Ang pinakamadalas na sinasabi pagkatapos
Across the Filipino men we see at first ED consultation, the most common reaction at the end of the first visit — almost word for word — is some version of: 'Sayang, dapat mas maaga pa ako pumunta.' Partly because the visit is much shorter and less exposing than they had pictured. Partly because the treatment options actually work for most men.

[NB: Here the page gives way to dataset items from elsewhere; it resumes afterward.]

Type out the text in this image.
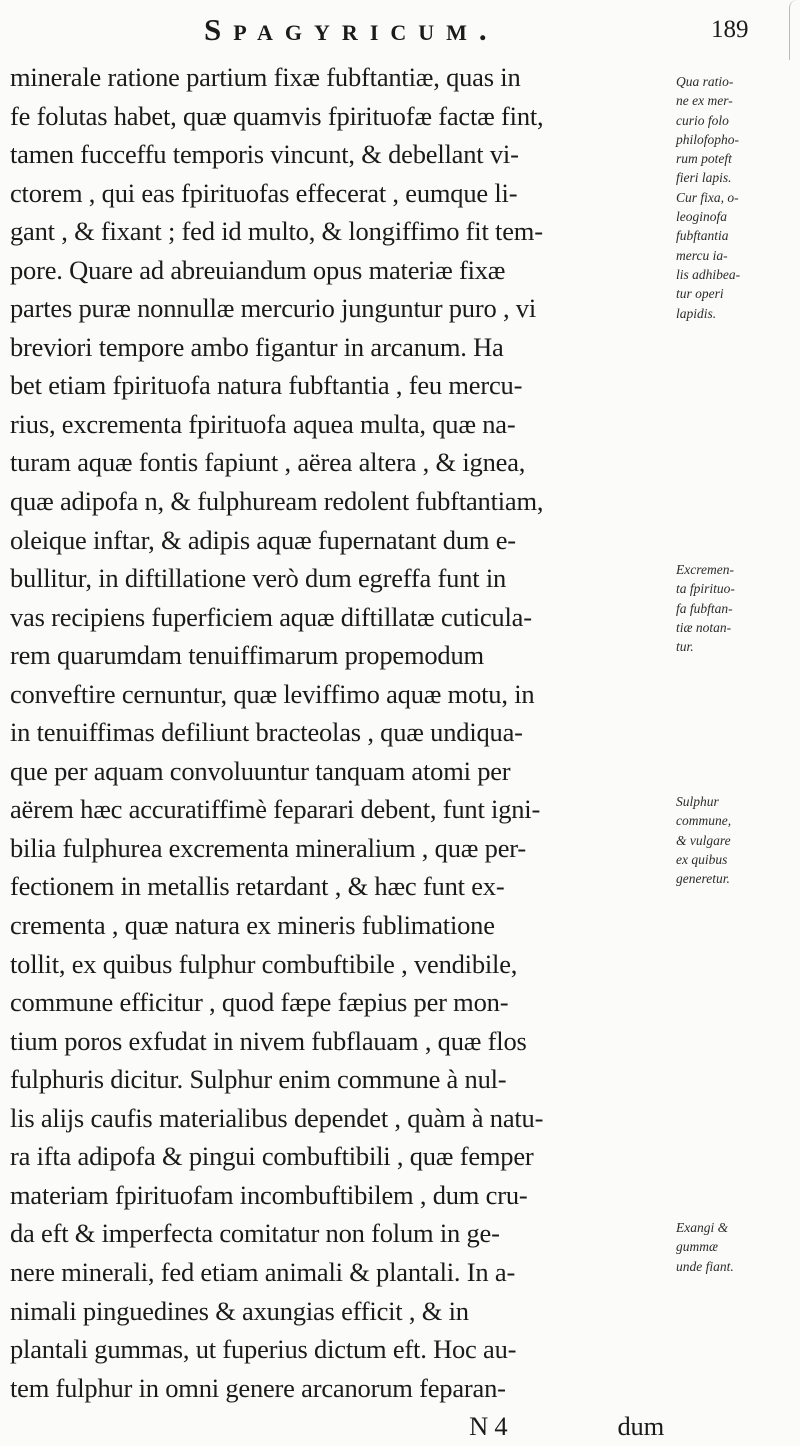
Spagyricum.	189
minerale ratione partium fixæ fubftantiæ, quas in
fe folutas habet, quæ quamvis fpirituofæ factæ fint,
tamen fucceffu temporis vincunt, & debellant vi-
ctorem , qui eas fpirituofas effecerat , eumque li-
gant , & fixant ; fed id multo, & longiffimo fit tem-
pore. Quare ad abreuiandum opus materiæ fixæ
partes puræ nonnullæ mercurio junguntur puro , vi
breviori tempore ambo figantur in arcanum. Ha
bet etiam fpirituofa natura fubftantia , feu mercu-
rius, excrementa fpirituofa aquea multa, quæ na-
turam aquæ fontis fapiunt , aërea altera , & ignea,
quæ adipofa n, & fulphuream redolent fubftantiam,
oleique inftar, & adipis aquæ fupernatant dum e-
bullitur, in diftillatione verò dum egreffa funt in
vas recipiens fuperficiem aquæ diftillatæ cuticula-
rem quarumdam tenuiffimarum propemodum
conveftire cernuntur, quæ leviffimo aquæ motu, in
in tenuiffimas defiliunt bracteolas , quæ undiqua-
que per aquam convoluuntur tanquam atomi per
aërem hæc accuratiffimè feparari debent, funt igni-
bilia fulphurea excrementa mineralium , quæ per-
fectionem in metallis retardant , & hæc funt ex-
crementa , quæ natura ex mineris fublimatione
tollit, ex quibus fulphur combuftibile , vendibile,
commune efficitur , quod fæpe fæpius per mon-
tium poros exfudat in nivem fubflauam , quæ flos
fulphuris dicitur. Sulphur enim commune à nul-
lis alijs caufis materialibus dependet , quàm à natu-
ra ifta adipofa & pingui combuftibili , quæ femper
materiam fpirituofam incombuftibilem , dum cru-
da eft & imperfecta comitatur non folum in ge-
nere minerali, fed etiam animali & plantali. In a-
nimali pinguedines & axungias efficit , & in
plantali gummas, ut fuperius dictum eft. Hoc au-
tem fulphur in omni genere arcanorum feparan-
N 4	dum
Qua ratio-
ne ex mer-
curio folo
philofopho-
rum poteft
fieri lapis.
Cur fixa, o-
leoginofa
fubftantia
mercu ia-
lis adhibea-
tur operi
lapidis.
Excremen-
ta fpirituo-
fa fubftan-
tiæ notan-
tur.
Sulphur
commune,
& vulgare
ex quibus
generetur.
Exangi &
gummæ
unde fiant.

Mostly because the relief of having said the thing out loud, in a setting where no one flinched, is often larger than they had let themselves anticipate.
Hiya kept them away for years. The consultation itself took 35 minutes.
Limang taon ng tahimik na alalahanin para sa 35-minutong usapan. If that math seems wrong to you sitting here reading this — if five years of quiet worry seems disproportionate to a 35-minute conversation — you are not wrong. It is disproportionate. The hard part really is walking through the door. Yung pagpasok lang sa pinto ang mahirap.